How to monitor Heroku Postgres using heroku-pg-extras

Table of Contents

Django Heroku Tutorial Series:

  1. Heroku vs AWS Which is Best for Your Django project
  2. How to deploy Django project to Heroku using Docker
  3. How to deploy Python project to Heroku in Gitlab CI
  4. How to use Heroku Pipeline
  5. Heroku Logs Tutorial
  6. How to monitor Heroku Postgres using heroku-pg-extras

Django Dokku Tutorial Series:

  1. How to deploy Django project to Dokku
  2. How to deploy Django project to Dokku with Docker

Introduction

In this Heroku tip, I will talk about how to use heroku-pg-extras plugin to monitor Heroku Postgres.

Background

As you know, Heroku would send some Postgres metric data to the log stream but it is not handy for people to check if the Postgres db is working fine.

heroku-pg-extras can be used to obtain performance data about a Heroku Postgres db, which is very useful when solving the performance issue.

You can check index, lock, connection, cache and other statistics using this plugin.

Postgres has built-in statistics collector which automatically aggregates most of these metrics internally, heroku-pg-extras would help you build SQL query to get the metric value from the predefined statistics views.

Install heroku-pg-extras

$ heroku plugins:install heroku-pg-extras

Please note that this plugin is installed to your Heroku CLI instead of some specific Heroku app, which means, after you install it, you can use it with different Heroku apps in local.

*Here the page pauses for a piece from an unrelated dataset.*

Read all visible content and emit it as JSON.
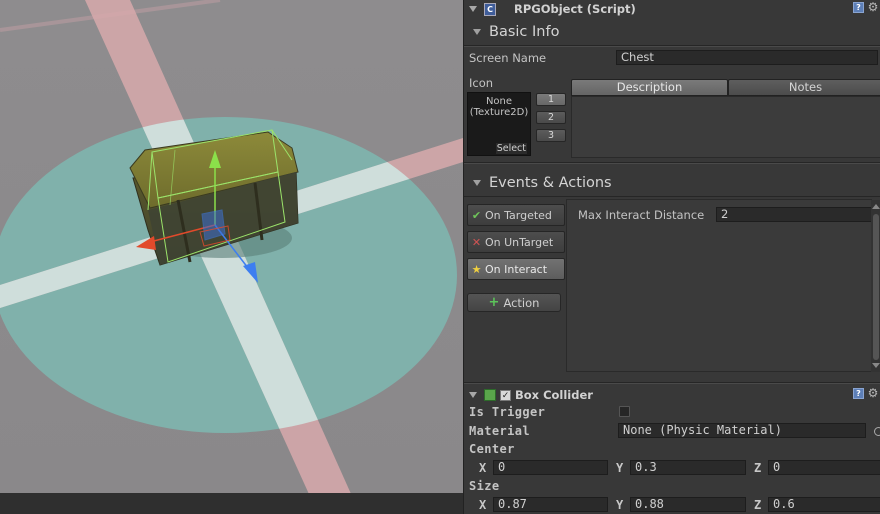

NOTE: If you want to know more about some command, just type $ heroku help pg:<command>

Command list

pg:cache-hit

$ heroku pg:cache-hit

      name      |         ratio
----------------|------------------------
 index hit rate | 0.99978961173382966536
 table hit rate | 0.99968176561451181147
(2 rows)

This command provides information on the efficiency of the buffer cache, for both index reads (index hit rate) as well as table reads (table hit rate).

If the hit ratio is low, then you might need to consider upgrade your Postgres plan.

pg:index-usage

                   relname                    | percent_of_times_index_used | rows_in_table
----------------------------------------------|-----------------------------|---------------
 django_session                               | 99                          |          3505
 auth_permission                              | 98                          |           451
 django_migrations                            | Insufficient data           |           419

This command provides information on the efficiency of indexes, represented as what percentage of query used the index.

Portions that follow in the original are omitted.